Face à l'urgence de la situation, Emmanuel Macron a reporté sa visite officielle en Serbie prévue mercredi, et le Premier ministre avait reçu lundi les chefs des formations politiques représentées au Parlement. À l'exception d'Europe Écologie-Les Verts et de Génération Écologie, toute l'opposition avait plaidé pour un "moratoire" dans la hausse prévue le 1er janvier des taxes sur le carburant, mot d'ordre initial du mouvement des "gilets jaunes" dont la dernière manifestation samedi a donné lieu à de nombreuses scènes de guérilla urbaine.
Impact "sévère"
Parmi les membres historiques les plus connus des "gilets jaunes", Éric Drouet a appelé à l'intensification du mouvement de contestation lors de nouvelles manifestations samedi prochain.
La gestion de l'ordre public est également au centre du débat politique. Déjà entendus lundi soir à l'Assemblée, le ministre de l'Intérieur Christophe Castaner et son secrétaire d'État Laurent Nuñez s'en expliqueront mardi après-midi devant le Sénat.
Sur le terrain, les dépôts pétroliers de Brest et Lorient restent paralysés mardi matin, provoquant des ruptures de carburants dans certaines stations-services du Finistère et du Morbihan.
Dans le sillage de la contestation des "gilets jaunes", plusieurs dizaines de lycées sont également toujours perturbés mardi, dans la poursuite d'un mouvement débuté la veille dans 188 établissements.
Des incidents ont à nouveau éclaté devant des lycées de la région parisienne, et Marseille reste particulièrement touchée: sur 21 établissements perturbés, dix étaient en blocage total, selon le ministère de l'Éducation.
Cinq personnes ont été interpellées mardi, en lien avec le saccage il y a deux semaines d'un péage sur l'A10 à Virsac (Gironde).

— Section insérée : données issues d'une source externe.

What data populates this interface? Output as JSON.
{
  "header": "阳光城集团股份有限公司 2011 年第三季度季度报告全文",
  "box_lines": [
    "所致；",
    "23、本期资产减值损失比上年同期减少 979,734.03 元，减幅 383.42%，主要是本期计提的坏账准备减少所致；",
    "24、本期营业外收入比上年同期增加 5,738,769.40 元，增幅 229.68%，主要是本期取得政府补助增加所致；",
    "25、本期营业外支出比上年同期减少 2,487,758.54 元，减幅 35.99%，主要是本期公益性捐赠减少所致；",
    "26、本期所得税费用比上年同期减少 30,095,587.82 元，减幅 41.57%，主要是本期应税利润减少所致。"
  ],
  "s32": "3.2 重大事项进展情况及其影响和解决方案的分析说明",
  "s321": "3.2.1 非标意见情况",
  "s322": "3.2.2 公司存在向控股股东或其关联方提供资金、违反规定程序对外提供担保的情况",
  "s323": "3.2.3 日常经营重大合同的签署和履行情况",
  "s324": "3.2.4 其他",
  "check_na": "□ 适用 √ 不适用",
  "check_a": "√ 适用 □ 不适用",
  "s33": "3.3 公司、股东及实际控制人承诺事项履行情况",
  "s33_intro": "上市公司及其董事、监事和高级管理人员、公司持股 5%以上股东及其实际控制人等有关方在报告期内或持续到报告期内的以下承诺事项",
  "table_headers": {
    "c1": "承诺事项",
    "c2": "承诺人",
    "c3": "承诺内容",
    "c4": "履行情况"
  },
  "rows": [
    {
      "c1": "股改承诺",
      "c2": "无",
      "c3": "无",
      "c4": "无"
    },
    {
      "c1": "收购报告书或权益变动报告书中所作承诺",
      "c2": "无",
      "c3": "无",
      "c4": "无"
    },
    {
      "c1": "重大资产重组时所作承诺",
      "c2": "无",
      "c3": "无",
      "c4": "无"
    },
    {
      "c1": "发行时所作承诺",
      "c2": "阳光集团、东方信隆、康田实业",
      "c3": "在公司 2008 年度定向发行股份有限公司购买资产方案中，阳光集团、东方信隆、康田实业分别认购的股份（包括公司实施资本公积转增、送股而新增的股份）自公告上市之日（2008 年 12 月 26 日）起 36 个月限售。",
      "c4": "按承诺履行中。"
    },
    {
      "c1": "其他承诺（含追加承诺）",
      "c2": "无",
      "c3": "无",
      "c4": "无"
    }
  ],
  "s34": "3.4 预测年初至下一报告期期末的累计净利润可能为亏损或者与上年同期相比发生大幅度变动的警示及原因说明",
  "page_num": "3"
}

Enfin, selon Bercy, les deux premières semaines d'actions des "gilets jaunes" ont déjà un impact "sévère et continu" sur l'économie.
Sur le plan judiciaire, au moins 57 personnes ont comparu lundi à Paris. Ils font partie des 139 suspects majeurs qui ont déjà été déférés au parquet de Paris, après les violences et les dégradations de samedi. Au total, ce week-end, les violences ont donné lieu au chiffre record de 363 gardes à vue, dont 32 pour des mineurs, selon un nouveau bilan du parquet de Paris.